Dalilnya adalah hadits Bukhari no. 2528 dan Muslim no. 127:
إِنَّ اللَّهَ تَجَاوَزَ عَنْ أُمَّتِي مَا حَدَّثَتْ بِهِ أَنْفُسُهَا، مَا لَمْ تَعْمَلْ أَوْ تَتَكَلَّمُ
Artinya: "Sesungguhnya Allah mengampuni untuk umatku apa yang terlintas dalam benaknya, selama dia tidak mengerjakan atau mengucapkannya."
Hukum Keluar Air Madzi saat Berpuasa
Muhammad Abduh Tuasikal dalam buku Panduan Ramadhan: Bekal Meraih Ramadhan menjelaskan, hukum keluar madzi saat puasa Ramadhan tidak membatalkan puasa tersebut. Namun, jika dilakukan secara sengaja sehingga mengakibatkan keluarnya madzi, maka akan mengurangi nilai ibadah wajib puasa tersebut.
Para ulama telah bersepakat bahwa hukum madzi adalah najis. Akan tetapi, cara menyucikannya cukup dengan air dan dilanjutkan berwudhu. Sedangkan jika madzi keluar saat sedang berpuasa, hukumnya tidak membatalkan.
Syekh Hasan Hitu dalam kitab Fiqh ash-Shiyam menjelaskan, jika seorang suami mencium dan dia sedang berpuasa, kemudian merasa nikmat dan keluar madzi, namun tidak mengeluarkan mani, maka jumhur berpendapat puasanya tidak batal, dan itu adalah pendapat ulama Syafi’iyyah tanpa ada perbedaan di antara mereka
"Ibnu al-Mundzir menceritakan pendapat tadi (orang yang keluar madzi tidak batal puasanya), dari Hasan al-Bashri, asy-Sya’bi, al-Awza’i, Abu Hanifah, Abu Tsaur, beliau (Ibnu al-Mundzir) berkata, ‘Aku berpendapat demikian’.”, demikian dikutip dari Kitab Fiqh ash-Shiyam.
Meski begitu, ada juga pendapat yang menyatakan madzi yang keluar karena berciuman akan membatalkan puasa. “Imam Malik dan Imam Ahmad berpendapat bahwa madzi yang keluar setelah berciuman itu membatalkan puasa.”
Perlu dicatat, apabila keluar madzi saat sudah berhubungan intim walau tidak keluar mani, maka puasanya tetap batal karena hubungan intimnya.
Cara Membedakan Mani dan Madzi jika Masih Ragu
Dalam beberapa kejadian, ada yang bingung membedakan apakah yang keluar mani atau madzi. Misalnya, bangun tidur celana sudah basah lengket. Atau dalam kondisi terangsang atau dirangsang, kemudian keluar cairan kental.
Menurut Syekh Sulaiman al-Bujairimi dalam Hasyiyah al-Bujairimi menjelaskan, orang yang tidak yakin dengan cairan apa yang dia keluarkan maka dia disuruh memilih sesuai kebijaksanaannya. Ia boleh memilih memutuskan sebagai mani, madzi, atau wadi.

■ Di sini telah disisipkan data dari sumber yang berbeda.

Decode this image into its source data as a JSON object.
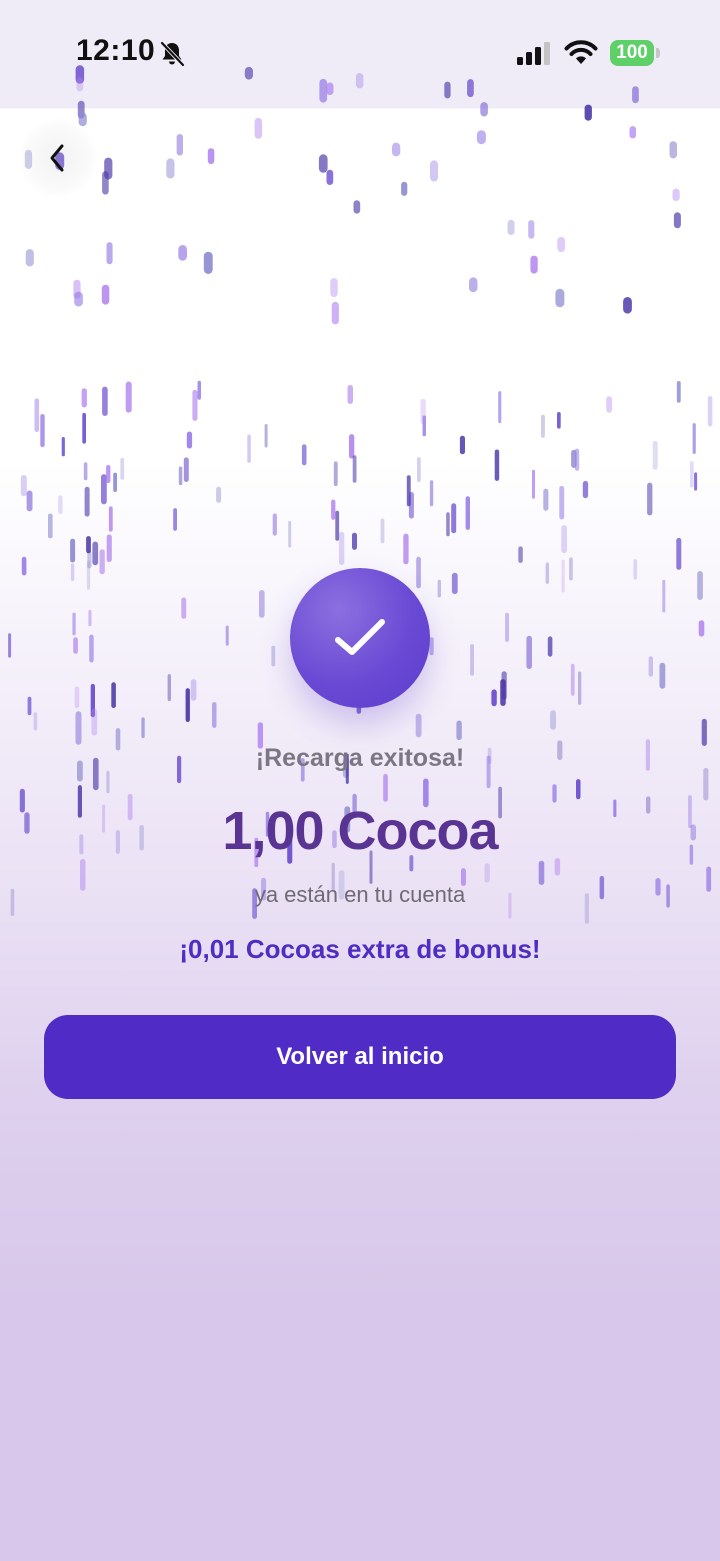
{
  "status_bar": {
    "time": "12:10",
    "battery": "100",
    "icons": [
      "bell-slash-icon",
      "cellular-signal-icon",
      "wifi-icon",
      "battery-icon"
    ]
  },
  "nav": {
    "back_icon": "chevron-left-icon"
  },
  "success": {
    "icon": "checkmark-icon",
    "title": "¡Recarga exitosa!",
    "amount": "1,00 Cocoa",
    "subtitle": "ya están en tu cuenta",
    "bonus": "¡0,01 Cocoas extra de bonus!"
  },
  "actions": {
    "home_button_label": "Volver al inicio"
  },
  "colors": {
    "primary": "#512bc5",
    "amount": "#5a3492",
    "bonus": "#4f2cc2",
    "battery": "#5fd068",
    "confetti": [
      "#6b4fcf",
      "#9a7fe6",
      "#4a36a8",
      "#b488ef",
      "#8d8ad0"
    ]
  }
}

Tentu keraguan tersebut muncul apabila tidak ada tanda-tanda yang menjadi ciri khas sperma yang membarengi, yakni baunya yang khas (rîh), atau keluarnya tersendat-sendat (tadaffuq), atau saat keluar terasa nikmat (taladzudz). Jika memang terdapat salah satu dari tiga unsur tersebut, tidak perlu ragu lagi untuk memutuskan bahwa yang keluar adalah sperma.
Konskuensinya, apabila ia memutuskan sebagai sperma, pakaian yang terkena cairan tersebut, tidak dianggap terkena najis (mutanajjis) namun ia harus mandi besar. Sebaliknya, apabila ia memutuskan bahwa yang keluar selain sperma, maka yang keluar adalah najis, pakaian yang ia kenakan menjadi terkena najis, tapi ia tidak harus mandi, hanya menyucikan anggota badan dan kain yang terkena najis.
"Jika diragukan bahwa yang keluar mirip mani atau selain mani seperti wadi atau madzi, maka orang yang mengeluarkan hal tersebut dipersilakan untuk mengambil kebijakan jenis cairan apa yang keluar. Demikian menurut pendapat mu’tamad. Konskuensinya, apabila ia memutuskan bahwa yang keluar adalah sperma, ia harus mandi, tapi kalau memutuskan selain sperma, ia hanya wajib wudlu dan membasuh yang terkena najis saja. Pada dasarnya, apabila seseorang sudah memutuskan salah satunya, ia menjadi bebas yang satunya lagi," demikian pendapatnya di Hasyiyah al-Bujairimi.
Dengan demikian, maka dapat dipahami, jika kita ragu apakah yang keluar itu mani, madzi atau wadi, maka hal tersebut dikembalikan kepada diri kita masing-masing. Jika meyakini bahwa itu mani dengan segala ciri-cirinya, maka mewajibkan kita untuk madi. Sedangkan jika kita yakin itu bukan mani dengan segala ciri khasnya, maka dihukumi sesuai dengan selain mani.
Apakah Wanita Mengeluarkan Mani, Apa Hukumnya?
Dalam pandangan Islam, wanita juga mengeluarkan mani. Dalam Syarah Muslim, Al-Imam An-Nawawi RA menjelaskan tentang air mani wanita. Dalam penjelasannya, Imam Nawawi menjelaskan ciri-cirinya, yakni, berwarna kuning, agak encer, terkadang warnanya bisa memutih karena kelebihan kekuatannya
"Air mani wanita ini bisa ditandai dengan dua hal: pertama, aromanya seperti aroma mani laki-laki; kedua, terasa nikmat ketika keluarnya dan meredanya syahwat setelah mani keluar," demikian dikutip dari Syarah Muslim.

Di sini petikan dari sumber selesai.